LONDON: Deutsche Bank has pinpointed a site for a new UK headquarters, a boost for City of London’s status as a global financial hub following the Brexit vote. The German banking giant has entered exclusive negotiations with Land Securities on a new building currently being constructed in the City of London.
The lender plans to take it on a 25-year lease and has told staff they will start being transferred during the second half of 2023. The move, which is subject to planning consent and a lease being agreed, will provide a “sustainable location for the corporate and investment bank”, Deutsche Bank said. In an internal memo, Garth Ritchie, the bank’s UK chief executive, said: “The move underlines the bank’s commitment to the City of London and the importance it attaches to being an employer of choice in the capital” “It will advance the bank’s strategic goals of increasing efficiency, reducing complexity and strengthening links between the business divisions and infrastructure functions,” he added. It comes after Deutsche Bank announced on Monday that it had cut its bonus pot by 77% following a difficult year. The troubled lender has been stung with a series of high-profile fines in recent months, including a $7.2 billion settlement with US authorities following a probe into its sale of mortgage-backed securities during the financial crisis.

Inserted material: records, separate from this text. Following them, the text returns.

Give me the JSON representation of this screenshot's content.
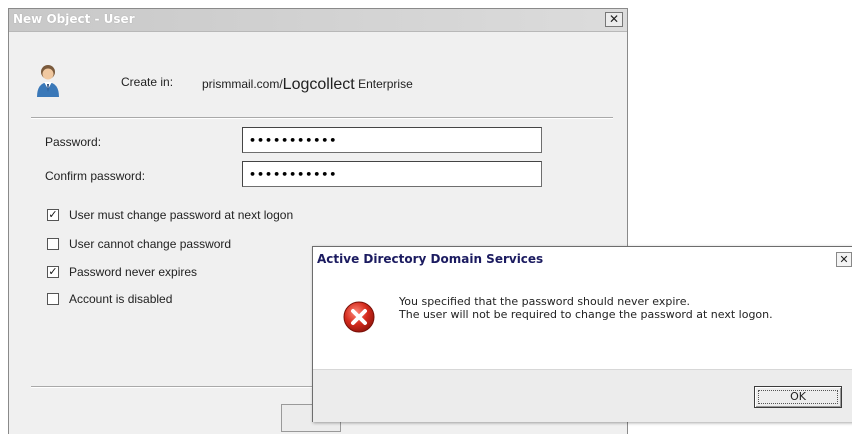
{
  "main_dialog": {
    "title": "New Object - User",
    "close_glyph": "✕",
    "create_in_label": "Create in:",
    "create_in_prefix": "prismmail.com/",
    "create_in_emphasis": "Logcollect",
    "create_in_suffix": "Enterprise",
    "user_icon": "user-icon",
    "password_label": "Password:",
    "password_value": "•••••••••••",
    "confirm_label": "Confirm password:",
    "confirm_value": "•••••••••••",
    "checkboxes": [
      {
        "label": "User must change password at next logon",
        "checked": true,
        "mark": "✓"
      },
      {
        "label": "User cannot change password",
        "checked": false,
        "mark": ""
      },
      {
        "label": "Password never expires",
        "checked": true,
        "mark": "✓"
      },
      {
        "label": "Account is disabled",
        "checked": false,
        "mark": ""
      }
    ]
  },
  "alert": {
    "title": "Active Directory Domain Services",
    "close_glyph": "✕",
    "icon": "error-icon",
    "message_line1": "You specified that the password should never expire.",
    "message_line2": "The user will not be required to change the password at next logon.",
    "ok_label": "OK"
  },
  "colors": {
    "alert_title": "#1b1b60",
    "error_red": "#d42a1c",
    "window_bg": "#f0f0f0"
  }
}
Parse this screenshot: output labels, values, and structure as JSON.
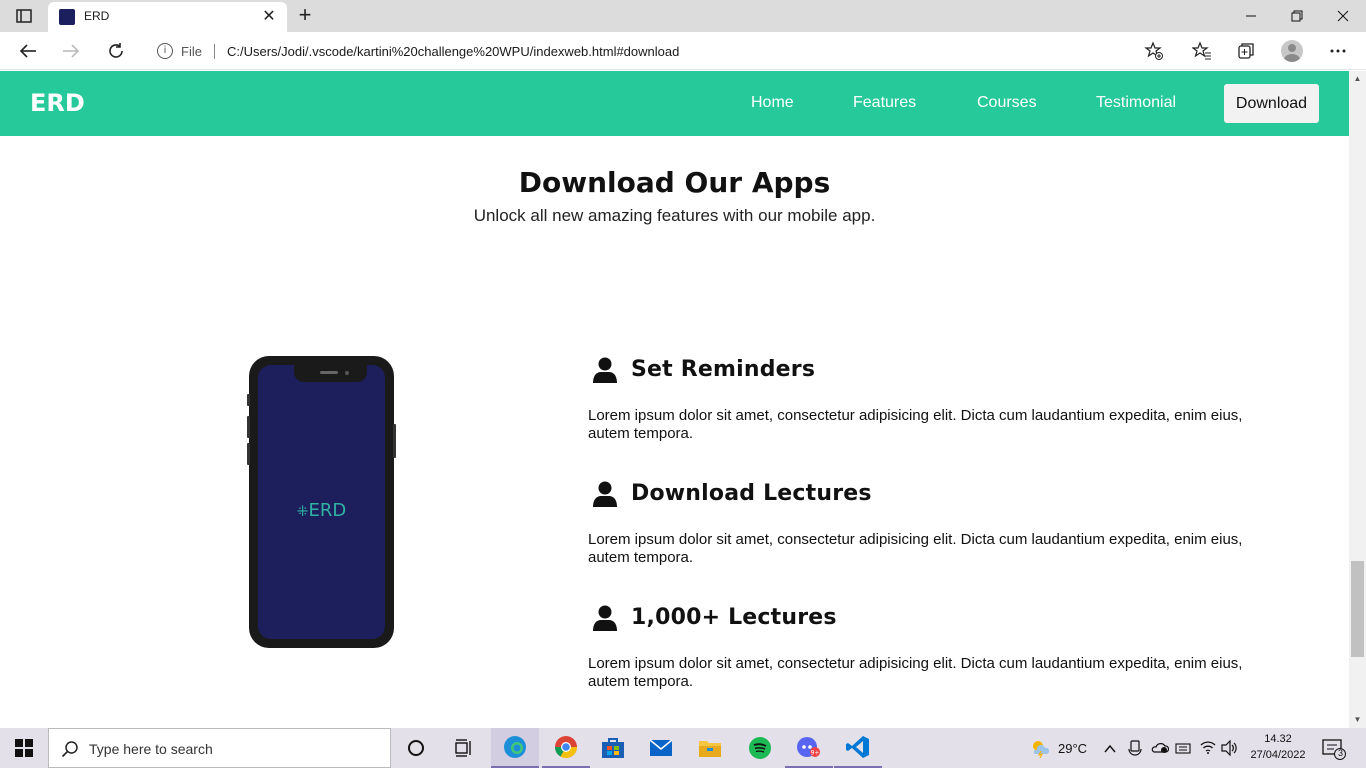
{
  "browser": {
    "tab_title": "ERD",
    "address_prefix": "File",
    "url": "C:/Users/Jodi/.vscode/kartini%20challenge%20WPU/indexweb.html#download"
  },
  "site": {
    "logo": "ERD",
    "nav": [
      "Home",
      "Features",
      "Courses",
      "Testimonial"
    ],
    "nav_download": "Download",
    "accent_color": "#26c99a"
  },
  "section": {
    "title": "Download Our Apps",
    "subtitle": "Unlock all new amazing features with our mobile app.",
    "phone_logo": "ERD"
  },
  "features": [
    {
      "title": "Set Reminders",
      "desc": "Lorem ipsum dolor sit amet, consectetur adipisicing elit. Dicta cum laudantium expedita, enim eius, autem tempora.",
      "icon": "user-icon"
    },
    {
      "title": "Download Lectures",
      "desc": "Lorem ipsum dolor sit amet, consectetur adipisicing elit. Dicta cum laudantium expedita, enim eius, autem tempora.",
      "icon": "user-icon"
    },
    {
      "title": "1,000+ Lectures",
      "desc": "Lorem ipsum dolor sit amet, consectetur adipisicing elit. Dicta cum laudantium expedita, enim eius, autem tempora.",
      "icon": "user-icon"
    }
  ],
  "taskbar": {
    "search_placeholder": "Type here to search",
    "temperature": "29°C",
    "time": "14.32",
    "date": "27/04/2022",
    "notification_count": "3"
  }
}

It was also fined more than £500m in January after British and US regulators found that failings at the German lender led to $10 billionbeing laundered out of Russia in a manner “highly suggestive of financial crime”. However, the bank’s commitment to London will bring some comfort to politicians and business leaders who are concerned that the Square Miles’ reputation as a global financial centre will be diminished following Brexit. Financial firms with headquarters in the City are looking to shift jobs to finance hubs on the continent amid fears they will lose crucial EU trading rights once Article 50 is triggered next week. Passporting rights allow banks to trade freely across the EU, but Britain looks set to lose access unless it agrees an equivalent regime when it exits the European single market.
HSBC is on course to move 1,000 jobs from its London office to France where it already has a full service universal bank, while Barclays is considering bulking up its Dublin offices, which hosts about 100 staff. Others like JP Morgan have yet to settle on a location, though its chief executive Jamie Dimon has said that around 4,000 of its 16,000 UK staff could be shifted out of Britain, depending on the outcome of Brexit negotiations. UBS has also said it could move up to 1,500 of its London staff from the UK.